Why did Elon Musk agree to buy Twitter again instead of continuing to argue his claims that Twitter violated the merger agreement by lying about bots? There are a few answers, but “the biggest of all is that he̵[ads1]7;s almost certain to lose [in Delaware Court of Chancery]. And of course, if he loses, he’ll have to do exactly what he just agreed to do, which is to terminate the deal at the original price, law professor Robert Miller told Ars in a phone interview yesterday.
Miller is the F. Arnold Daum Chair in Corporate Finance and Law at the University of Iowa College of Law. “The Delaware Supreme Court and the Delaware Court of Chancery have cited Professor Miller’s articles on material adverse effects, a case the Court of Chancery has described as ‘one of the most difficult cases under Delaware law,’ more than forty times,” his University bio says from Iowa. Musk’s defense against Twitter’s lawsuit hinged heavily on whether he could prove that Twitter had a material adverse effect.
Musk tried to get out of the $44 billion deal by claiming Twitter lied in its estimate that fewer than 5 percent of its monetized daily active users (mDAU) are spam or fake. But his claims appeared to have no solid evidence, and with the scheduled trial less than two weeks away, Miller says Musk probably finally realized his case probably isn’t a winner.
“At this point, I think his lawyers have all the documents that they’re going to get from Twitter, and it’s probably pretty clear that there’s nothing to that allegation,” Miller said. He also predicted Musk would lose over a week ago, when it appeared the Oct. 17 trial would begin as planned.
In a letter to Twitter on Monday, days before he was scheduled for a deposition, Musk offered to complete the deal “provided that the Delaware Chancery Court files an immediate stay of the case … and stay the trial and all other proceedings related to it pending such closure or further order from the court.” A stay would not prevent Twitter from resuming its lawsuit against Musk if he backs out of the deal again.
Musk’s fraud argument was implausible
If Musk actually proved what he claimed, he would be “home free” and not even have to pay $1 billion in the merger breach, Miller said. But Miller called Musk’s central claim implausible.
“If Twitter had been engaged in a gigantic mDAU scam — in other words, if they really knew there was a better way to measure fake accounts than the process they were using, but chose to use it anyway because it produced the numbers they liked, but the real process that they themselves knew was better came back with a number like 15 percent — if he could prove that, he’d be in good shape,” Miller said.
But that scenario would be “comparable to Enron-level fraud,” a “massive securities fraud” in which “anyone involved in the fraud who sold Twitter stock that they received as compensation during the fraud period would be guilty of criminal insider trading.” trade,” Miller said. That “makes it inherently unlikely. Things like this happen occasionally, but they are extremely rare,” he said.

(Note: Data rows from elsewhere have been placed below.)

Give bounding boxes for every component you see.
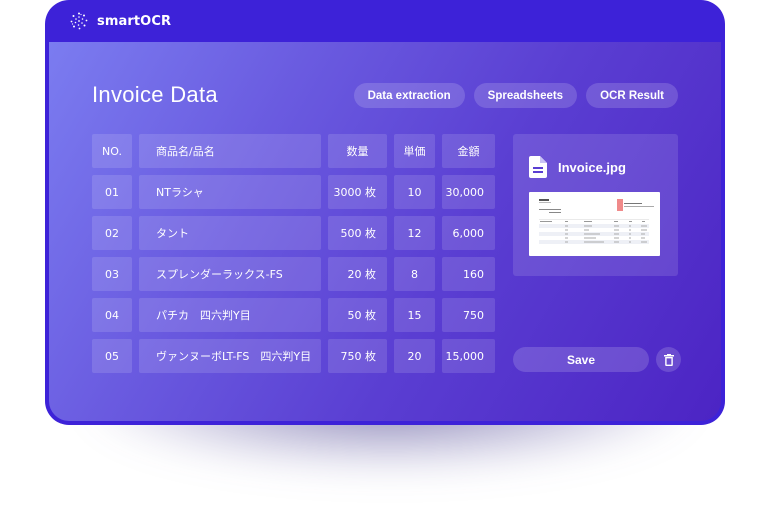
cell-qty[interactable]: 20 枚 <box>328 257 387 291</box>
table-row: 01 NTラシャ 3000 枚 10 30,000 <box>92 175 495 209</box>
cell-qty[interactable]: 50 枚 <box>328 298 387 332</box>
table-row: 04 パチカ 四六判Y目 50 枚 15 750 <box>92 298 495 332</box>
cell-price[interactable]: 20 <box>394 339 435 373</box>
cell-amount[interactable]: 6,000 <box>442 216 495 250</box>
invoice-thumbnail-image <box>539 199 654 244</box>
document-icon <box>529 156 547 178</box>
tab-data-extraction[interactable]: Data extraction <box>353 83 465 108</box>
tab-spreadsheets[interactable]: Spreadsheets <box>473 83 578 108</box>
cell-amount[interactable]: 160 <box>442 257 495 291</box>
cell-price[interactable]: 8 <box>394 257 435 291</box>
app-window: smartOCR Invoice Data Data extraction Sp… <box>45 0 725 425</box>
cell-price[interactable]: 15 <box>394 298 435 332</box>
tab-bar: Data extraction Spreadsheets OCR Result <box>353 83 678 108</box>
cell-amount[interactable]: 750 <box>442 298 495 332</box>
header-name: 商品名/品名 <box>139 134 321 168</box>
cell-no[interactable]: 05 <box>92 339 132 373</box>
file-preview-card: Invoice.jpg <box>513 134 678 276</box>
delete-button[interactable] <box>656 347 681 372</box>
cell-price[interactable]: 10 <box>394 175 435 209</box>
cell-amount[interactable]: 15,000 <box>442 339 495 373</box>
file-name: Invoice.jpg <box>558 159 626 175</box>
cell-no[interactable]: 01 <box>92 175 132 209</box>
cell-price[interactable]: 12 <box>394 216 435 250</box>
trash-icon <box>663 353 674 366</box>
invoice-table: NO. 商品名/品名 数量 単価 金額 01 NTラシャ 3000 枚 10 3… <box>92 134 495 380</box>
cell-name[interactable]: タント <box>139 216 321 250</box>
sparkle-dots-icon <box>70 12 88 30</box>
invoice-thumbnail[interactable] <box>529 192 660 256</box>
table-row: 05 ヴァンヌーボLT-FS 四六判Y目 750 枚 20 15,000 <box>92 339 495 373</box>
cell-qty[interactable]: 750 枚 <box>328 339 387 373</box>
cell-amount[interactable]: 30,000 <box>442 175 495 209</box>
cell-no[interactable]: 03 <box>92 257 132 291</box>
table-row: 03 スプレンダーラックス-FS 20 枚 8 160 <box>92 257 495 291</box>
page-title: Invoice Data <box>92 82 218 107</box>
main-content: Invoice Data Data extraction Spreadsheet… <box>49 42 721 421</box>
header-qty: 数量 <box>328 134 387 168</box>
cell-no[interactable]: 04 <box>92 298 132 332</box>
header-no: NO. <box>92 134 132 168</box>
cell-qty[interactable]: 3000 枚 <box>328 175 387 209</box>
cell-no[interactable]: 02 <box>92 216 132 250</box>
cell-name[interactable]: ヴァンヌーボLT-FS 四六判Y目 <box>139 339 321 373</box>
title-bar: smartOCR <box>45 0 725 42</box>
cell-name[interactable]: スプレンダーラックス-FS <box>139 257 321 291</box>
app-name: smartOCR <box>97 13 172 29</box>
table-header-row: NO. 商品名/品名 数量 単価 金額 <box>92 134 495 168</box>
file-header: Invoice.jpg <box>529 156 626 178</box>
header-amount: 金額 <box>442 134 495 168</box>
cell-name[interactable]: パチカ 四六判Y目 <box>139 298 321 332</box>
header-price: 単価 <box>394 134 435 168</box>
cell-name[interactable]: NTラシャ <box>139 175 321 209</box>
tab-ocr-result[interactable]: OCR Result <box>586 83 678 108</box>
save-button[interactable]: Save <box>513 347 649 372</box>
cell-qty[interactable]: 500 枚 <box>328 216 387 250</box>
table-row: 02 タント 500 枚 12 6,000 <box>92 216 495 250</box>
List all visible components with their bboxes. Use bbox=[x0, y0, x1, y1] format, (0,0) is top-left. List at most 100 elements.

Miller has made presentations on the Musk/Twitter matter to the New York City Bar Association’s Committee on Mergers and Acquisitions several times, including yesterday morning. He also used to be an attorney at Wachtell, Lipton, Rosen & Katz, which represents Twitter against Musk and previously represented Musk and Tesla in other cases.
Experts who spoke to the Financial Times agreed that Musk’s side must have realized during discovery that the case was too weak to go to trial. – I think we were very close to the end of the discovery, and Musk’s lawyers didn’t get what they wanted, Stefano Bonini, an expert on corporate governance at the Stevens Institute of Technology, told the FT. “The judge has not made many concessions to Elon’s team. They submitted requests for an unreasonable amount of data, and the judge ruled that much of what they requested was unnecessary and genuinely confidential.”